At 09:16 AM EDT on April 8th, 2020, we were alerted by our monitoring systems that an issue with browsing Media Shuttle portals had been detected. After initial investigation and manual verification of the problem, we switched all Media Shuttle web traffic to our standby environment. A status page update was also posted at this time. Once traffic was switched, both manual verification and our automated monitoring systems showed the issue was no longer occurring as of 9:23 AM EDT.
During the time between the detection of the problem, and the switch to the standby environment, some customers experienced slow web page load times, or potentially even timeouts, accessing Media Shuttle portals. There was no impact on Media Shuttle transfers in progress or the functionality of any other Signiant SaaS products.

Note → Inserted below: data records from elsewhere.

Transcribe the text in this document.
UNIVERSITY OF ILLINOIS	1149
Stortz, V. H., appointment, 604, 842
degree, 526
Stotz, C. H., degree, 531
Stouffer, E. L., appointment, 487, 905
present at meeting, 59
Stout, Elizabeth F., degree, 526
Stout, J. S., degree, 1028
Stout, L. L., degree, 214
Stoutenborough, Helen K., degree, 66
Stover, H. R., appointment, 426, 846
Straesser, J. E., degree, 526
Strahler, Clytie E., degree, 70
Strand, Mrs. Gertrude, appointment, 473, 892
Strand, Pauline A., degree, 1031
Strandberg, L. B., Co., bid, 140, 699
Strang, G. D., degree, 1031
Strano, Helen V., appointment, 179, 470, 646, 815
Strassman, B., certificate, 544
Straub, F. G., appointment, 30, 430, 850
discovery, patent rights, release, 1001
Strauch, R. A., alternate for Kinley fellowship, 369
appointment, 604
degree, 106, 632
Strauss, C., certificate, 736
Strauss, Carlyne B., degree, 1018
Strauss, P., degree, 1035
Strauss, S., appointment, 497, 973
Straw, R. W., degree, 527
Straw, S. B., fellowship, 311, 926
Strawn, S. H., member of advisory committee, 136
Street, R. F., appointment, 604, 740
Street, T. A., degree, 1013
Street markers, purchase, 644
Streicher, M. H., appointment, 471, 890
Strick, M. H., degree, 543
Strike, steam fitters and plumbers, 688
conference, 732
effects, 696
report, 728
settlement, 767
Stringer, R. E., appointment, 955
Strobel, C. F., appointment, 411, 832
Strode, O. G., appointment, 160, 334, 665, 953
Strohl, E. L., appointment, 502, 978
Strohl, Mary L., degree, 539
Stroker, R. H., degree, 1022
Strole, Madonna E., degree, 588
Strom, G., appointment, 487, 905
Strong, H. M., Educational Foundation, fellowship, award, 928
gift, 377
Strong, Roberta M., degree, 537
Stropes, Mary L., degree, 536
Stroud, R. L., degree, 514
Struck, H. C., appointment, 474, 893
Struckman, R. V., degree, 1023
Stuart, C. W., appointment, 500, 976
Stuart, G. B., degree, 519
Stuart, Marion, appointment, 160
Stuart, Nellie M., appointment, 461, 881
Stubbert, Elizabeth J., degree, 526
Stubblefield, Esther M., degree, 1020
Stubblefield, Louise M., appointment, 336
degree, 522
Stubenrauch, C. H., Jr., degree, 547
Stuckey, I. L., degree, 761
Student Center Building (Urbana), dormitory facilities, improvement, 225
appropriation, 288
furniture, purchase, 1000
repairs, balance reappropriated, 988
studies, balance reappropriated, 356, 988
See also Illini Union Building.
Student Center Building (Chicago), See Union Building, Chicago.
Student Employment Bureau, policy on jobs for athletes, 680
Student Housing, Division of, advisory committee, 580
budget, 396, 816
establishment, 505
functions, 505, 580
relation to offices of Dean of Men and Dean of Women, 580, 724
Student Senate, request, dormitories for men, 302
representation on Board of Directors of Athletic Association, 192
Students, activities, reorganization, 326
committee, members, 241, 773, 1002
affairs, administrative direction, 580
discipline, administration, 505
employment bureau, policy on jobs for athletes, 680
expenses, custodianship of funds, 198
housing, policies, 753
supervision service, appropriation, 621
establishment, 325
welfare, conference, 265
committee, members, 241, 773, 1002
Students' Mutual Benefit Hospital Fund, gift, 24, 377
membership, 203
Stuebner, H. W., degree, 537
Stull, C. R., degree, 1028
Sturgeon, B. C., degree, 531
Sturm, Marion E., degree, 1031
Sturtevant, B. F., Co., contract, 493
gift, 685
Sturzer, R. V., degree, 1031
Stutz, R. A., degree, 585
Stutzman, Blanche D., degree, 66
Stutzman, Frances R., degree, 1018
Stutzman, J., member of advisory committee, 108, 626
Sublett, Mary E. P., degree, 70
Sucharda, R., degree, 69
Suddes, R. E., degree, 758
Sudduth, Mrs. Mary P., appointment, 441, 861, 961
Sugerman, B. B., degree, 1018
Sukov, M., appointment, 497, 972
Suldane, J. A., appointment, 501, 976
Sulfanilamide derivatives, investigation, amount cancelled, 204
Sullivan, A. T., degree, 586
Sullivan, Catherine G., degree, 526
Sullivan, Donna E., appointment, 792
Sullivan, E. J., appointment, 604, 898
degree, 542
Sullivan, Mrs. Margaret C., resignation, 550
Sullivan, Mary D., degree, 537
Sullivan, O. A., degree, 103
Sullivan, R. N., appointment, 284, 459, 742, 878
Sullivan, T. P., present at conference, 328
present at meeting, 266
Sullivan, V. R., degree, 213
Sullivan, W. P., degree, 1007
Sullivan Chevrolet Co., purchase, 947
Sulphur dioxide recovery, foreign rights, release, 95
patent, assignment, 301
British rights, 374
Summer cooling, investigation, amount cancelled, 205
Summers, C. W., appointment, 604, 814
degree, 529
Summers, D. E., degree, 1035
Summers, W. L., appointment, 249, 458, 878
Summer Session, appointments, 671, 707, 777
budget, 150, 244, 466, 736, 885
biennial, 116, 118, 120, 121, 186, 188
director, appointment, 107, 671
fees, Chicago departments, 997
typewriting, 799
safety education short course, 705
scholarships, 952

After the issue was resolved, further investigation showed that two servers responsible for serving up the Media Shuttle web interface had simultaneously failed healthchecks, a standard for determining their ability to process requests. The failed healthchecks in turn caused the servers to be removed from the pool of available servers. While this represents a small portion of the overall server capacity, the resulting reduction in capacity triggered the observed issues. Although our environment automatically scales the pool of servers when load increases, or when servers are removed from the pool and need to be replaced, this did not happen quickly enough in this case, so manual intervention was required.
Going forward, to ensure this problem doesn’t occur again, we are increasing the spare capacity in the pool of servers and reducing thresholds that trigger scaling the pool of servers responsible for the Media Shuttle web interface. In addition, further investigation is ongoing with respect to what exactly happened to cause the healthchecks on two servers to fail simultaneously.